UNE ALGUE 100% EFFICACE CONTRE LE MILDIOU CRÉÉE PAR UNE START-UP BORDELAISE

Une algue 100% efficace contre le mildiou créée par une start-up bordelaise
Laurent de Crasto devant son bouillon de culture.   Photo S.M.
Par Stéphane Moreale, publié le , modifié .

Fondée en 2015, la start-up bordelaise Immunrise développe une application à la viticulture des propriétés antibiotiques d’une micro-algue.

Quand Laurent de Crasto débouche le tube à essai, une forte odeur de truffe vient piquer le nez: c’est la signature de la micro-algue déshydratée. Ce micro-organisme d’aspect brunâtre pourrait révolutionner le monde de la viticulture. Identifiée dans les eaux bretonnes par les deux fondateurs d’Immunrise, l’ingénieur et œnologue Laurent de Crasto (40 ans) et le chercheur à l’Institut de biologie de l’Ecole normale supérieure (ENS) Lionel Navarro (38 ans), cette algue est surprenante.

«On voulait développer des solutions de biocontrôle alternatives aux pesticides de synthèse dans l’agriculture, confie Laurent de Crasto dans les bureaux d’Immunrise à Pessac (la start-up a son siège et son unité de recherche à Paris). On savait où chercher: l’océan, dont le potentiel biologique est totalement sous-estimé». C’est là que les deux chercheurs ont identifié deux micro-algues aussitôt brevetées: l’une aux effets biostimulants (elle stimule le patrimoine génétique d’une plante pour la rendre résistante aux maladies) ; l’autre avec un effet direct sur les champignons pathogènes de la vigne. «Elle produit des molécules antibiotiques, souligne Laurent de Crasto. Cela ne marche pas sur tous les champignons, mais le développement du botrytis est freiné à 50%, le mildiou à 100% et pour les maladies du bois, jusqu’à 90%.»
Bientôt une ferme aquacole

L’algue «poussant» naturellement en surface en présence de lumière, Laurent de Crasto et Lionel Navarro ont choisi le bassin d’Arcachon pour implanter une unité de production: à proximité du plus vaste vignoble de France, le Bordelais. Le projet sera lancé le mois prochain avec la création d’une filiale dédiée (ce qui ouvrira à Immunrise les subventions de la Région). Le président Alain Rousset soutient le projet. Et France AgriMer leur a alloué mercredi dernier une aide de 150.000 euros pour lancer les phases de tests, en partenariat avec l’Inra Bordeaux (l’Institut national de la recherche agronomique qui apporte son expertise et ses serres) et le Cesamo (Institut des sciences moléculaires de l’université de Bordeaux) spécialisé dans l’identification des molécules. Les défis sont multiples.

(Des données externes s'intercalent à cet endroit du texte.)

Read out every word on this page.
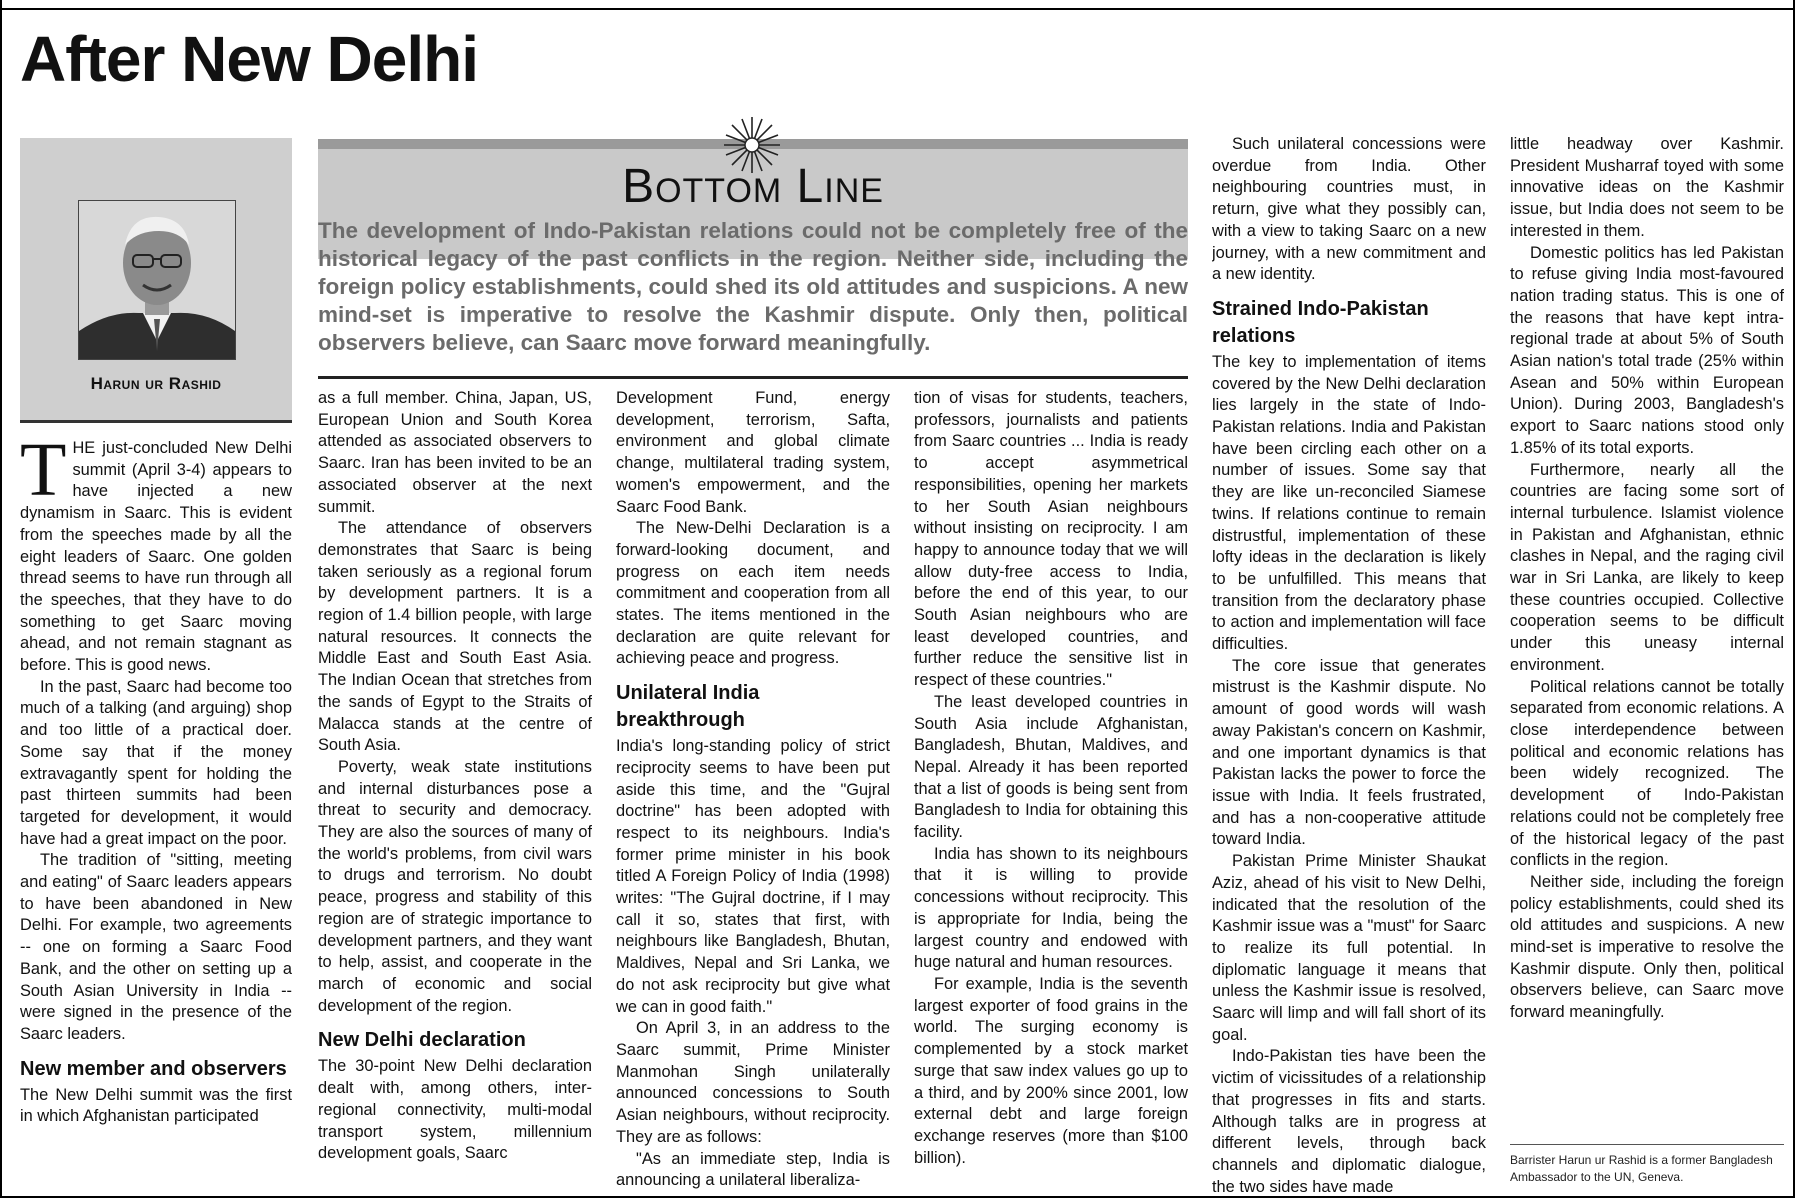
After New Delhi
Harun ur Rashid
Bottom Line

The development of Indo-Pakistan relations could not be completely free of the historical legacy of the past conflicts in the region. Neither side, including the foreign policy establishments, could shed its old attitudes and suspicions. A new mind-set is imperative to resolve the Kashmir dispute. Only then, political observers believe, can Saarc move forward meaningfully.

THE just-concluded New Delhi summit (April 3-4) appears to have injected a new dynamism in Saarc. This is evident from the speeches made by all the eight leaders of Saarc. One golden thread seems to have run through all the speeches, that they have to do something to get Saarc moving ahead, and not remain stagnant as before. This is good news.

In the past, Saarc had become too much of a talking (and arguing) shop and too little of a practical doer. Some say that if the money extravagantly spent for holding the past thirteen summits had been targeted for development, it would have had a great impact on the poor.

The tradition of "sitting, meeting and eating" of Saarc leaders appears to have been abandoned in New Delhi. For example, two agreements -- one on forming a Saarc Food Bank, and the other on setting up a South Asian University in India -- were signed in the presence of the Saarc leaders.

New member and observers

The New Delhi summit was the first in which Afghanistan participated

as a full member. China, Japan, US, European Union and South Korea attended as associated observers to Saarc. Iran has been invited to be an associated observer at the next summit.

The attendance of observers demonstrates that Saarc is being taken seriously as a regional forum by development partners. It is a region of 1.4 billion people, with large natural resources. It connects the Middle East and South East Asia. The Indian Ocean that stretches from the sands of Egypt to the Straits of Malacca stands at the centre of South Asia.

Poverty, weak state institutions and internal disturbances pose a threat to security and democracy. They are also the sources of many of the world's problems, from civil wars to drugs and terrorism. No doubt peace, progress and stability of this region are of strategic importance to development partners, and they want to help, assist, and cooperate in the march of economic and social development of the region.

New Delhi declaration

The 30-point New Delhi declaration dealt with, among others, inter-regional connectivity, multi-modal transport system, millennium development goals, Saarc

Development Fund, energy development, terrorism, Safta, environment and global climate change, multilateral trading system, women's empowerment, and the Saarc Food Bank.

The New-Delhi Declaration is a forward-looking document, and progress on each item needs commitment and cooperation from all states. The items mentioned in the declaration are quite relevant for achieving peace and progress.

Unilateral India breakthrough

India's long-standing policy of strict reciprocity seems to have been put aside this time, and the "Gujral doctrine" has been adopted with respect to its neighbours. India's former prime minister in his book titled A Foreign Policy of India (1998) writes: "The Gujral doctrine, if I may call it so, states that first, with neighbours like Bangladesh, Bhutan, Maldives, Nepal and Sri Lanka, we do not ask reciprocity but give what we can in good faith."

On April 3, in an address to the Saarc summit, Prime Minister Manmohan Singh unilaterally announced concessions to South Asian neighbours, without reciprocity. They are as follows:

"As an immediate step, India is announcing a unilateral liberaliza-

tion of visas for students, teachers, professors, journalists and patients from Saarc countries ... India is ready to accept asymmetrical responsibilities, opening her markets to her South Asian neighbours without insisting on reciprocity. I am happy to announce today that we will allow duty-free access to India, before the end of this year, to our South Asian neighbours who are least developed countries, and further reduce the sensitive list in respect of these countries."

The least developed countries in South Asia include Afghanistan, Bangladesh, Bhutan, Maldives, and Nepal. Already it has been reported that a list of goods is being sent from Bangladesh to India for obtaining this facility.

India has shown to its neighbours that it is willing to provide concessions without reciprocity. This is appropriate for India, being the largest country and endowed with huge natural and human resources.

For example, India is the seventh largest exporter of food grains in the world. The surging economy is complemented by a stock market surge that saw index values go up to a third, and by 200% since 2001, low external debt and large foreign exchange reserves (more than $100 billion).

Such unilateral concessions were overdue from India. Other neighbouring countries must, in return, give what they possibly can, with a view to taking Saarc on a new journey, with a new commitment and a new identity.

Strained Indo-Pakistan relations

The key to implementation of items covered by the New Delhi declaration lies largely in the state of Indo-Pakistan relations. India and Pakistan have been circling each other on a number of issues. Some say that they are like un-reconciled Siamese twins. If relations continue to remain distrustful, implementation of these lofty ideas in the declaration is likely to be unfulfilled. This means that transition from the declaratory phase to action and implementation will face difficulties.

The core issue that generates mistrust is the Kashmir dispute. No amount of good words will wash away Pakistan's concern on Kashmir, and one important dynamics is that Pakistan lacks the power to force the issue with India. It feels frustrated, and has a non-cooperative attitude toward India.

Pakistan Prime Minister Shaukat Aziz, ahead of his visit to New Delhi, indicated that the resolution of the Kashmir issue was a "must" for Saarc to realize its full potential. In diplomatic language it means that unless the Kashmir issue is resolved, Saarc will limp and will fall short of its goal.

Indo-Pakistan ties have been the victim of vicissitudes of a relationship that progresses in fits and starts. Although talks are in progress at different levels, through back channels and diplomatic dialogue, the two sides have made

little headway over Kashmir. President Musharraf toyed with some innovative ideas on the Kashmir issue, but India does not seem to be interested in them.

Domestic politics has led Pakistan to refuse giving India most-favoured nation trading status. This is one of the reasons that have kept intra-regional trade at about 5% of South Asian nation's total trade (25% within Asean and 50% within European Union). During 2003, Bangladesh's export to Saarc nations stood only 1.85% of its total exports.

Furthermore, nearly all the countries are facing some sort of internal turbulence. Islamist violence in Pakistan and Afghanistan, ethnic clashes in Nepal, and the raging civil war in Sri Lanka, are likely to keep these countries occupied. Collective cooperation seems to be difficult under this uneasy internal environment.

Political relations cannot be totally separated from economic relations. A close interdependence between political and economic relations has been widely recognized. The development of Indo-Pakistan relations could not be completely free of the historical legacy of the past conflicts in the region.

Neither side, including the foreign policy establishments, could shed its old attitudes and suspicions. A new mind-set is imperative to resolve the Kashmir dispute. Only then, political observers believe, can Saarc move forward meaningfully.

Barrister Harun ur Rashid is a former Bangladesh Ambassador to the UN, Geneva.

D’abord, produire la micro-algue en quantité pour alimenter en biopesticide le vignoble bordelais et cognaçais. C’est l’objet de la ferme aquacole qui sera installée «probablement près de Biscarosse», au sud du bassin d’Arcachon.

Isolée de ce dernier (pour éviter toute contamination), elle comprendra une vingtaine de bassins. Ensuite, «mettre en place un procédé de destruction de l’algue pour libérer les molécules actives sur les champignons, précise Laurent de Crasto. Ces molécules se dégradent au bout de 4-5 jours: une de nos priorités avec l’Inra sera d’augmenter la rémanence du produit, pour traiter tous les 15-21 jours. Puis il faudra développer l’application industrielle de notre découverte.» Outre les deux fondateurs, la start-up compte deux chercheurs à son siège parisien. Elle va recruter deux autres chercheurs à Bordeaux dans son unité de développement.

Le défi de la commercialisation

Les essais vont se poursuivre dans les serres de l’Inra avant des tests in vivo dès avril 2017 «pour déterminer le dosage des molécules garantissant leur efficacité dans le temps. On a encore deux à trois ans de travail devant nous.» Avant un dernier défi: l’autorisation de mise sur le marché. «Un vrai débat doit s’amorcer sur la réglementation régissant les pesticides d’origine biologique. La question n’a pas encore été tranchée par Bruxelles. Aujourd’hui le biopesticide n’est pas classé comme pesticide de synthèse en dépit des pressions des lobbies. Mais il n’est pas non plus classé comme agent fertilisant, dont l’accès sur le marché est simple, assure Laurent de Crasto. Si la réglementation des biopesticides rejoint celle des pesticides de synthèse, les start-up comme Immunrise ne pourront pas suivre: aujourd’hui, pour référencer un produit de synthèse, il faut 2 M€ de développement et attendre 7 à 8 ans. Si la start-up ne peut accéder rapidement au marché, elle devra vendre sa découverte aux grands groupes de l’agrochimie.»